Doc Dynamite and the Bomb Lance were standing only ten feet away. “I think we broke the bronco, Murphy.” The Texan said it with a note of triumph in his voice.
“Why don't you toss one more of those bombs of yours at him to make sure, if you don't mind.”
“It's called dynamite, and we're too close.” The cowboy pulled out another stick, lit it, and casually chucked it. “We'd best run.”
They headed down the road toward the balloon, and the Automaton jerked up behind them. His porcelain faceplate had been shattered and blackened by the blast, and it was clear by the way he twitched as he tried to move that the explosions had done something unpleasant to his mechanisms. His arm reached out and grabbed the dynamite stick, then hurled it back toward the other two men. It exploded in midair as it sailed toward them. The force of the blast knocked both men to the ground, smacking the air out of their lungs, leaving them gasping and coughing.

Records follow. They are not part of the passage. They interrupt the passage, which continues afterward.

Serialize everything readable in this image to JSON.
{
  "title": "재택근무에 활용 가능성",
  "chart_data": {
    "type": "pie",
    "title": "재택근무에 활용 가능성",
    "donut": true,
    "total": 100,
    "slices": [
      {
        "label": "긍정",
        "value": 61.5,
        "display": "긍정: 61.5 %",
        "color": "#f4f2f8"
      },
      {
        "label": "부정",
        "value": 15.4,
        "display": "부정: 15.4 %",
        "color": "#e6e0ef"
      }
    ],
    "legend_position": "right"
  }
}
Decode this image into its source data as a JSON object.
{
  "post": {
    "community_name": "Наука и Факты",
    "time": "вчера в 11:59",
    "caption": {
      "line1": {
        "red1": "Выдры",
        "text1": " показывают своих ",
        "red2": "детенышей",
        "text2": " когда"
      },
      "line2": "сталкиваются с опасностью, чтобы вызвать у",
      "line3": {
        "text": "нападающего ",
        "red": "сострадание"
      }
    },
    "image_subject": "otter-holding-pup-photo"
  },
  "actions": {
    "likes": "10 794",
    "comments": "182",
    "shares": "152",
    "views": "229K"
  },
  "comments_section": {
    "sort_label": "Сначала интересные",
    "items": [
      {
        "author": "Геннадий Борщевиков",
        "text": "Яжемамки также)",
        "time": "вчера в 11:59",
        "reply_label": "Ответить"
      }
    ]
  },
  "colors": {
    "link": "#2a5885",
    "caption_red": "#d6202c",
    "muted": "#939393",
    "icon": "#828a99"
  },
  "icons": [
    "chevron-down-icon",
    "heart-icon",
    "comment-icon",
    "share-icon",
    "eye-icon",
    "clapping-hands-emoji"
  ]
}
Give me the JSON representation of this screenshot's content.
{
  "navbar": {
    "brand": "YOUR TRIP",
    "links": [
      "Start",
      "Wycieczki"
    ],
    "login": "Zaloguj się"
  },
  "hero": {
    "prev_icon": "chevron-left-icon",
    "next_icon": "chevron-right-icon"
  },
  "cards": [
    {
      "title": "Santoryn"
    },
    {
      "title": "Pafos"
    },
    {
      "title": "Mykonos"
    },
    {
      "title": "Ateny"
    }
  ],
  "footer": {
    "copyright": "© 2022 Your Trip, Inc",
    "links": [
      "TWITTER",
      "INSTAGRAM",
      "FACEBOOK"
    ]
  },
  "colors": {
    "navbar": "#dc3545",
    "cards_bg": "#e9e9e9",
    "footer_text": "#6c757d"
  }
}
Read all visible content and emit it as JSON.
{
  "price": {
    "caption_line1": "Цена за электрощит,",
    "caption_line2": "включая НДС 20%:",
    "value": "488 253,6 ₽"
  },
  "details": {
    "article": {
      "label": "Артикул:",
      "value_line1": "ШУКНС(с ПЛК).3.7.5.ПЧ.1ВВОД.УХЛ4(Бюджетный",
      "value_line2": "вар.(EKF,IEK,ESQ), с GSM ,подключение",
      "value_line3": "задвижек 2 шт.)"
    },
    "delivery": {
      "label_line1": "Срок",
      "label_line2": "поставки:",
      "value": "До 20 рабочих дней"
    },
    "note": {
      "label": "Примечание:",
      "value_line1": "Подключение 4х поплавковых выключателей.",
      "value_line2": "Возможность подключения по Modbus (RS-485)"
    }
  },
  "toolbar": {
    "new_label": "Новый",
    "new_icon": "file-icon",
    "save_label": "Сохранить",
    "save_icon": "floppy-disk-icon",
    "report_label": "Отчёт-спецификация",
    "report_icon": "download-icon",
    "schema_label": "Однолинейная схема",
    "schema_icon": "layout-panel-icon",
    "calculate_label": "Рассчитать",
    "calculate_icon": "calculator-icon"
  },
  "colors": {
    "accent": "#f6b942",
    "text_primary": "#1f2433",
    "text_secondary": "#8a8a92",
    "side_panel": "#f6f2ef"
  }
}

The Automaton stepped out of the smoke, standing only a few feet away from the Bomb Lance. “You will give me the…key.”
The Irishman got up to his knees and pointed his right arm at Tom. The Automaton grabbed the spear and twisted, then yanked the harpoon completely out of the frame. There was a popping sound as the metal wires tore free from tension, then a plink as they snapped. He threw the harpoon and a chunk of the frame over the edge of the anchorage.
“No more of that.” He stepped on the Irishman's chest and leaned forward, letting his considerable weight keep the air from coming back into his lungs. “I want the key.”